Когда Гриммджоу вернулся в лабораторию Заэля ничего не изменилось: Тоши была по-прежнему мертвенно-бледная и лежала без сознания на операционном столе. Тело прикрывала простынь, но на лице словно клеймо все еще зияли красные порезы. Заэль, как будто все так и должно быть, увлеченно строчил за монитором.
— Почему она до сих пор не пришла в себя?
Гранц даже не обернулся, несмотря на убийственную ауру, что раскаляла воздух вокруг Сексты. Лишь бросил снисходительный взгляд на стол.
— Откуда мне знать. У меня не было возможности изучить занпакто Владыки. Поэтому ничем не могу помочь. Вероятно, у неё сильный болевой шок. Кстати, судя по тому, что сделал Айзена-сама… Как думаешь, синигами больше не нужна ему, и я могу забрать её себе на опыты?
Но Гранц не успел договорить, кресло резко развернули, и уже в следующий момент Гриммджоу подхватил его за ворот формы, подняв верх.
— Ты что себе возомнил, ублюдок? – злостно прошипел Гранц.
— Слушай сюда, индюк недокрашенный, если синигами не очнется сейчас же, на этом столе окажешься ты, разложенный по частям. Как думаешь, Айзен-сама ведь не будет против?
Гранц потянулся к гарде занпакто под расплывающуюся безумную улыбку Сексты. Гриммджоу другой рукой собирал серо, но два арранкара застыли, почувствовав чужую реяцу и услышав внезапный плачущий всхлип. Когда эспадовцы обернулись, в глазах их отразилось недоумение.
— Больно! Мне так больно! – сквозь слезы стонал незнакомый женский голос.
Пальцы Гриммджоу разжались, и Гранц упал на пол. В отличие от Сексты, помимо шока на его лице проступила безумно-отчаянная улыбка. Джагерджак сделал несколько шагов по направлению к столу, рассеяв серо.

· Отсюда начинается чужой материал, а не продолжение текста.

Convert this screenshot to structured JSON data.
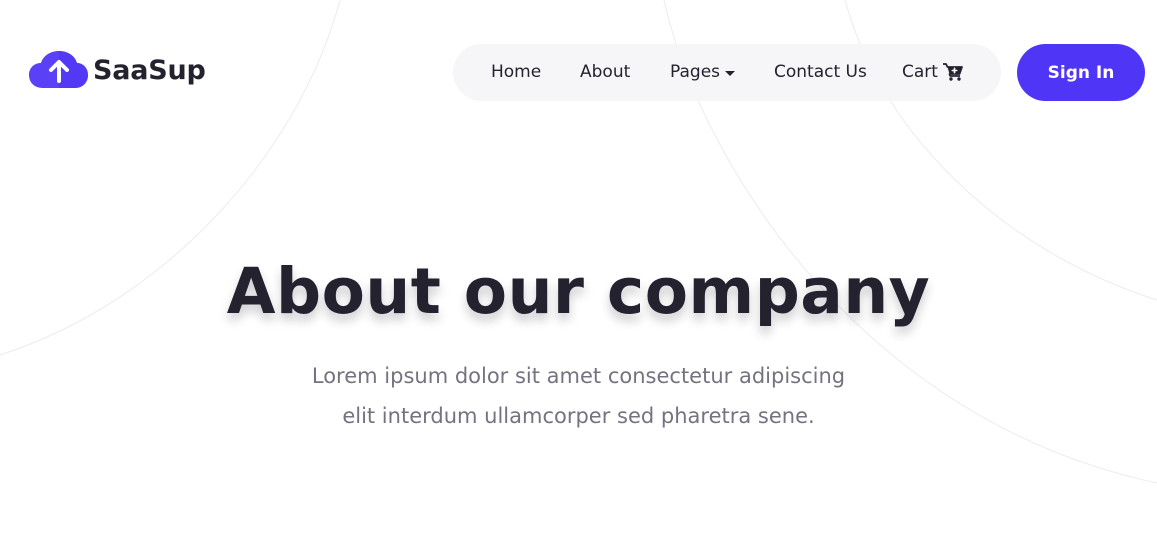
{
  "brand": {
    "name": "SaaSup",
    "accent_color": "#4f35f5",
    "logo_icon": "cloud-upload-icon"
  },
  "nav": {
    "items": [
      {
        "label": "Home"
      },
      {
        "label": "About"
      },
      {
        "label": "Pages",
        "icon": "caret-down-icon"
      },
      {
        "label": "Contact Us"
      },
      {
        "label": "Cart",
        "icon": "cart-plus-icon"
      }
    ],
    "background_color": "#f6f6f8"
  },
  "header": {
    "signin_label": "Sign In"
  },
  "hero": {
    "title": "About our company",
    "subtitle_line1": "Lorem ipsum dolor sit amet consectetur adipiscing",
    "subtitle_line2": "elit interdum ullamcorper sed pharetra sene."
  },
  "colors": {
    "text_dark": "#24222f",
    "text_muted": "#747380",
    "page_background": "#ffffff"
  }
}
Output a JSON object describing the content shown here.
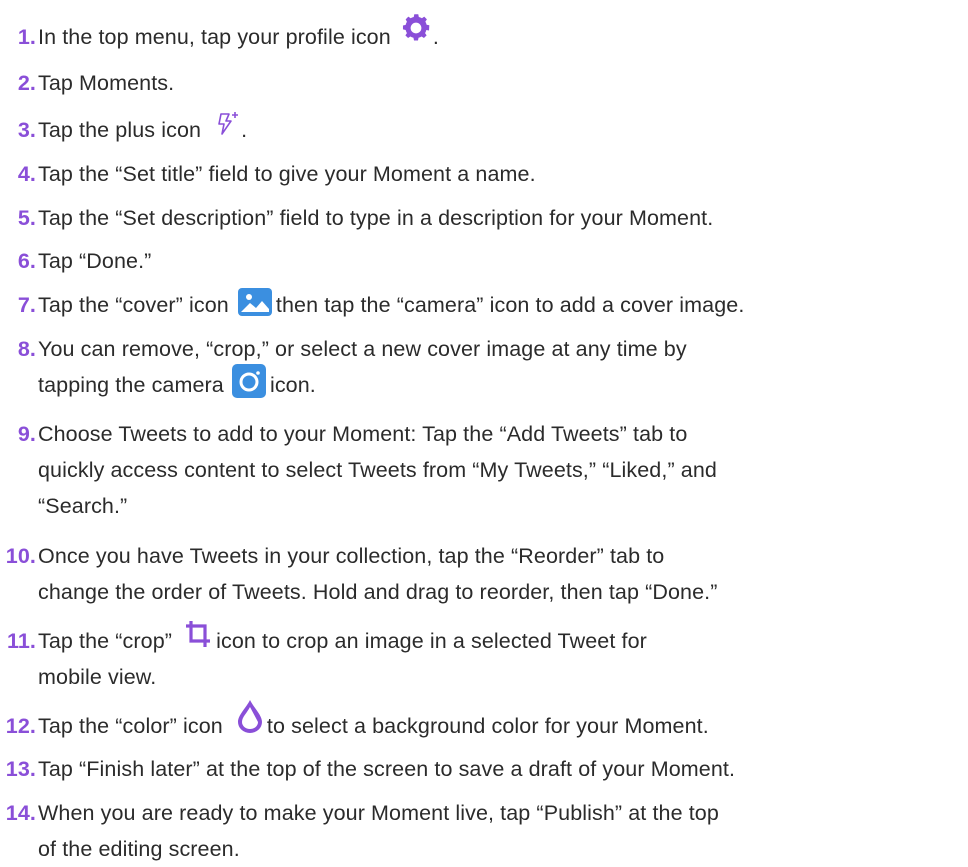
{
  "steps": [
    {
      "num": "1.",
      "text_before": "In the top menu, tap your profile icon ",
      "icon": "gear-icon",
      "text_after": "."
    },
    {
      "num": "2.",
      "text_before": "Tap Moments.",
      "icon": "",
      "text_after": ""
    },
    {
      "num": "3.",
      "text_before": "Tap the plus icon ",
      "icon": "lightning-plus-icon",
      "text_after": "."
    },
    {
      "num": "4.",
      "text_before": "Tap the “Set title” field to give your Moment a name.",
      "icon": "",
      "text_after": ""
    },
    {
      "num": "5.",
      "text_before": "Tap the “Set description” field to type in a description for your Moment.",
      "icon": "",
      "text_after": ""
    },
    {
      "num": "6.",
      "text_before": "Tap “Done.”",
      "icon": "",
      "text_after": ""
    },
    {
      "num": "7.",
      "text_before": "Tap the “cover” icon ",
      "icon": "image-cover-icon",
      "text_after": "then tap the “camera” icon  to add a cover image."
    },
    {
      "num": "8.",
      "line1": "You can remove, “crop,” or select a new cover image at any time by",
      "text_before": "tapping the camera ",
      "icon": "camera-icon",
      "text_after": "icon."
    },
    {
      "num": "9.",
      "line1": "Choose Tweets to add to your Moment: Tap the “Add Tweets” tab to",
      "line2": "quickly access content to select Tweets from “My Tweets,” “Liked,” and",
      "line3": "“Search.”"
    },
    {
      "num": "10.",
      "line1": "Once you have Tweets in your collection, tap the “Reorder” tab to",
      "line2": "change the order of Tweets. Hold and drag to reorder, then tap “Done.”"
    },
    {
      "num": "11.",
      "text_before": "Tap the “crop” ",
      "icon": "crop-icon",
      "text_after": "icon to crop an image in a selected Tweet for",
      "line2": "mobile view."
    },
    {
      "num": "12.",
      "text_before": "Tap the “color” icon ",
      "icon": "droplet-icon",
      "text_after": "to select a background color for your Moment."
    },
    {
      "num": "13.",
      "text_before": "Tap “Finish later” at the top of the screen to save a draft of your Moment.",
      "icon": "",
      "text_after": ""
    },
    {
      "num": "14.",
      "line1": "When you are ready to make your Moment live, tap “Publish” at the top",
      "line2": "of the editing screen."
    }
  ],
  "colors": {
    "number": "#8a4fd8",
    "text": "#2b2b2b",
    "icon_purple": "#8a4fd8",
    "icon_blue": "#3b8fe0"
  }
}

— Я не хочу умирать! Айзен Соуске, ненавижу! Ненавижу, как ты посмел сделать это со мной! – истошное рычание вырвалось из груди вместе с плачем.
— Какого хрена? – все, что смог произнести Джагерджак.
— Кто-нибудь спасите меня! Йоруичи-сама, спасите меня, я не хочу умирать! – подобно ребенку на операционном столе, горько плача и крича от отчаяния, сидела вся трясущаяся девушка, чьи желтые глаза застелила пелена слез. Белые пряди спадали на грудь, но макушка полностью порыжела. Схватившись за голову, девушка продолжала стенания.
— Данталион! Данталион, сделай что-нибудь!!!
Гриммджоу обернулся к Октаве, на чьем лице царило безумство. Подскочив на ноги, он кинулся к столу, облокотившись о него руками.